Hacker News new | ask | show | jobs
by je_bailey 1309 days ago
I don’t understand the point of this. Is there a trade off in being stack efficient and speed?
4 comments

The main goal is removing replacing pointless stack-to-stack copies with simply mutating in-place on the stack correctly in the first place.

Due to some mix of:

* Rust code relying more on copies than C++ (for esample, harder to make something uninitialized and fill it in)

* LLVM missing optimizations that rust relies on heavier than C++

* No real guarantees around RVO / NRVO

Rust code often will put something on the stack, and then just instantly copy it somewhere else on the stack, even in optimized code. I've observed this happening sometimes pretty blatantly myself.

> No real guarantees around RVO / NRVO

Shouldn’t Rust in theory have a lot more freedom in defining its calling conventions than C++ has? I wonder if there’s anything that prevents doing RVO by default, or if just hadn’t been a priority yet.

I think in theory it could, but something was definitely getting clogged in the optimizer. I'd see code like

" a = A::new(...);

return a; "

Create a on the stack, and immediately copy a into the stack region the caller was expecting it in. This seemed to get worse as struct size got larger, so I'm guessing there was so much IL the optimizer had to churn through it just gave up at some point.

Evaluation order is unspecified in C++, whereas it is well-specified in Rust. This makes things easier to reason about in Rust, but does give the optimizer less wiggle room.

https://en.cppreference.com/w/cpp/language/eval_order

How is evaluation order even relevant for RVO?
In code like `a(b(d),c(e))`, I think it could be relevant.
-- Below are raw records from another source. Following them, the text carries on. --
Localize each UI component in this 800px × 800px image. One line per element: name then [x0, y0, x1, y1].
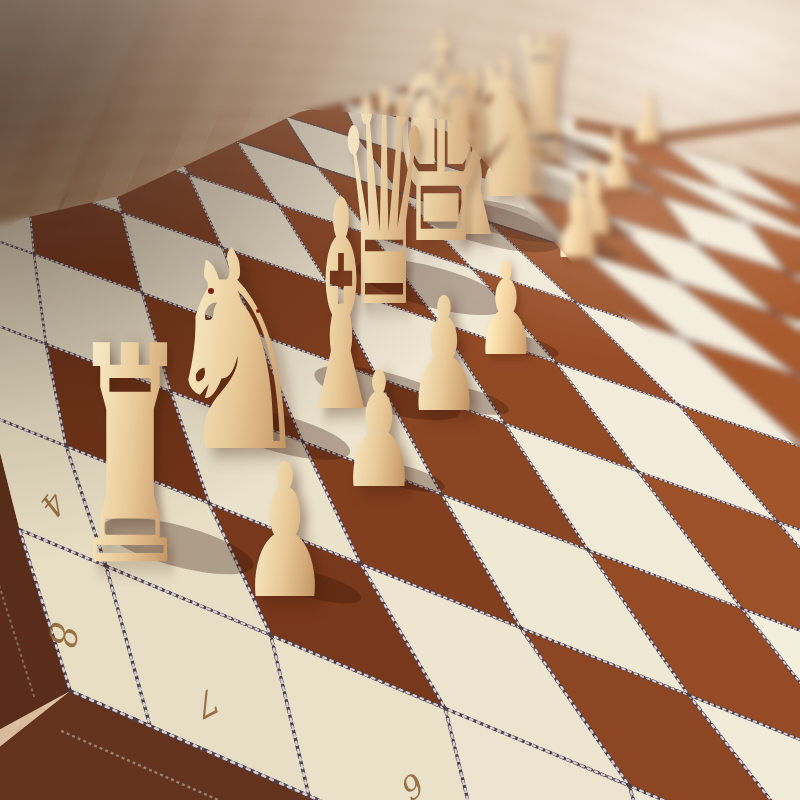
- corner-shadow: [0, 0, 800, 800]
- knight-nostril: [256, 309, 260, 313]
- knight-eye: [208, 288, 214, 294]
- photo-scene: 8764 ♜♞♝♛♚♝♞♜♟♟♟♟♟♟♟♟: [0, 0, 800, 800]
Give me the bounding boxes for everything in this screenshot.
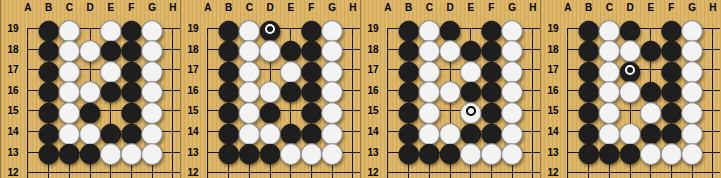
intersection-H17[interactable] (702, 59, 720, 80)
intersection-H16[interactable] (702, 80, 720, 101)
intersection-H13[interactable] (162, 142, 180, 163)
intersection-C13[interactable]: ● (239, 142, 260, 163)
intersection-H16[interactable] (522, 80, 540, 101)
row-label-19: 19 (0, 18, 26, 39)
intersection-C13[interactable]: ● (419, 142, 440, 163)
intersection-H12[interactable] (162, 162, 180, 178)
intersection-H13[interactable] (702, 142, 720, 163)
row-label-12: 12 (540, 162, 566, 178)
row-label-14: 14 (180, 121, 206, 142)
row-labels: 1918171615141312 (360, 18, 386, 178)
column-label-H: H (522, 1, 540, 14)
column-label-D: D (260, 1, 281, 14)
intersection-H13[interactable] (522, 142, 540, 163)
intersection-H15[interactable] (162, 101, 180, 122)
board-grid: ●●●●●●●●●●●●●●●●●●●●●●●●●●●●●●●●●●●●●●● (378, 18, 540, 178)
row-label-19: 19 (540, 18, 566, 39)
row-label-13: 13 (360, 142, 386, 163)
column-label-A: A (18, 1, 39, 14)
intersection-D13[interactable]: ● (620, 142, 641, 163)
row-label-18: 18 (360, 39, 386, 60)
row-label-18: 18 (540, 39, 566, 60)
intersection-D13[interactable]: ● (260, 142, 281, 163)
column-label-G: G (502, 1, 523, 14)
intersection-H19[interactable] (162, 18, 180, 39)
intersection-C13[interactable]: ● (59, 142, 80, 163)
column-label-G: G (142, 1, 163, 14)
go-board-diagram-1: ABCDEFGH 1918171615141312 ●●●●●●●●●●●●●●… (0, 0, 180, 178)
intersection-H14[interactable] (342, 121, 360, 142)
row-label-15: 15 (540, 101, 566, 122)
row-label-12: 12 (180, 162, 206, 178)
intersection-H12[interactable] (702, 162, 720, 178)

You would want different code based on the size of `b(d)`, `c(e)`, `d`, and `e`. If you must evaluate b before c, that would eliminate some possible arrangements.

Specifically, if `e` and `b(d)` are huge, you probably would want to evaluate `c(e)` first and then `b(d)`.

There was a RFC for them, but it didn't get much traction.
"Memory moves to the stack frequently represent wasted computation. For the most part, they're CPU cycles that are spent shuffling data from one place to another instead of performing useful work. Stack-to-stack memory moves in particular are very likely to represent pure overhead; non-stack-to-stack memory moves are sometimes genuinely useful and necessary but frequently also represent waste."

It's essentially a critique that the optimizer is missing opportunities.

FTA:

> Why do we care about stack memory moves?

> Memory moves to the stack frequently represent wasted computation. For the most part, they're CPU cycles that are spent shuffling data from one place to another instead of performing useful work. Stack-to-stack memory moves in particular are very likely to represent pure overhead; non-stack-to-stack memory moves are sometimes genuinely useful and necessary but frequently also represent waste.

> Is there a trade off in being stack efficient and speed?

It's just rust being slightly less efficient: it spends instructions doing unnecessary stack-to-stack copies, and has larger stackframes (to hold the redundant copies, which can be an issue both with deep recursion and for inlining).